When I was asked to review this book, my first instinct was to decline. Newton (1642-1727) was a towering genius but a dull fellow, with no interest in other human beings. He often published anonymously for fear that, he explained: "Public esteem, were I able to acquire and maintain it … would perhaps increase my acquaintance, the thing which I chiefly study to decline." How can a biographer make such a person interesting?

The author dodges very nimbly around this problem, giving us an account, not so much of the man as of his reputation and influence. Perhaps this means that her book is not a true biography, but it is done with such skill and wit, I include it anyway.

Using the modern view of science, many economic historians have sought to diminish the effects of science on the technologies in the 18th and 19th centuries. This wonderful book by a sociologist documents how science, as it was then practiced, pervaded the whole structure of British society, from preachers teaching that Newton had revealed the architecture that God had imposed during creation, to a journal teaching Newtonian science to women. As Jacob puts it: “The role of science…was not that of general laws leading to the development of specific applications. Instead it…[provided] the theoretical mechanics and the practical mathematics that facilitated technological change.
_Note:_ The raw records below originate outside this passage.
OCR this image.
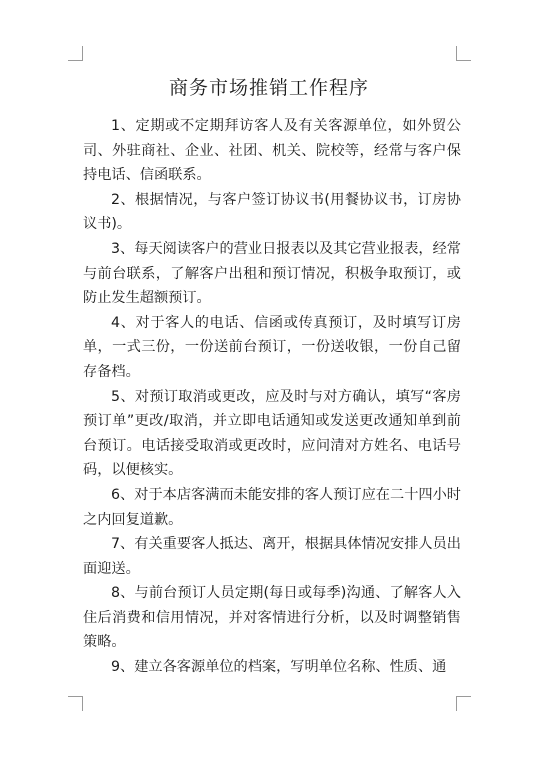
商务市场推销工作程序

1、定期或不定期拜访客人及有关客源单位，如外贸公司、外驻商社、企业、社团、机关、院校等，经常与客户保持电话、信函联系。

2、根据情况，与客户签订协议书(用餐协议书，订房协议书)。

3、每天阅读客户的营业日报表以及其它营业报表，经常与前台联系，了解客户出租和预订情况，积极争取预订，或防止发生超额预订。

4、对于客人的电话、信函或传真预订，及时填写订房单，一式三份，一份送前台预订，一份送收银，一份自己留存备档。

5、对预订取消或更改，应及时与对方确认，填写“客房预订单”更改/取消，并立即电话通知或发送更改通知单到前台预订。电话接受取消或更改时，应问清对方姓名、电话号码，以便核实。

6、对于本店客满而未能安排的客人预订应在二十四小时之内回复道歉。

7、有关重要客人抵达、离开，根据具体情况安排人员出面迎送。

8、与前台预订人员定期(每日或每季)沟通、了解客人入住后消费和信用情况，并对客情进行分析，以及时调整销售策略。

9、建立各客源单位的档案，写明单位名称、性质、通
Brought together by a shared technical vocabulary of Newtonian origin, engineers and entrepreneurs…negotiated…the mechanization of workshops or the improvement of canals, mines, and harbours.

Shapin makes the audacious claim that there never really was a scientific revolution in Early Modern Europe, despite the fact that “the scientific revolution” has been a central organizing idea in the history of science and the history of Western culture more generally.

His provocative book provides a useful and engaging assessment of the utility of the concept of “the scientific revolution” for making sense of developments in the history of science.  He challenges us to think about the place of radical changes in the history of science, and whether the claims scientists make about such changes are merely rhetorical constructions.

Despite Shapin’s arguments, I am inclined to think something very significant happened in the sciences in the 16th and 17th Centuries, something that deserves to be called “revolutionary”. But Shapin’s book will certainly make readers reflect on what they mean by scientific revolution.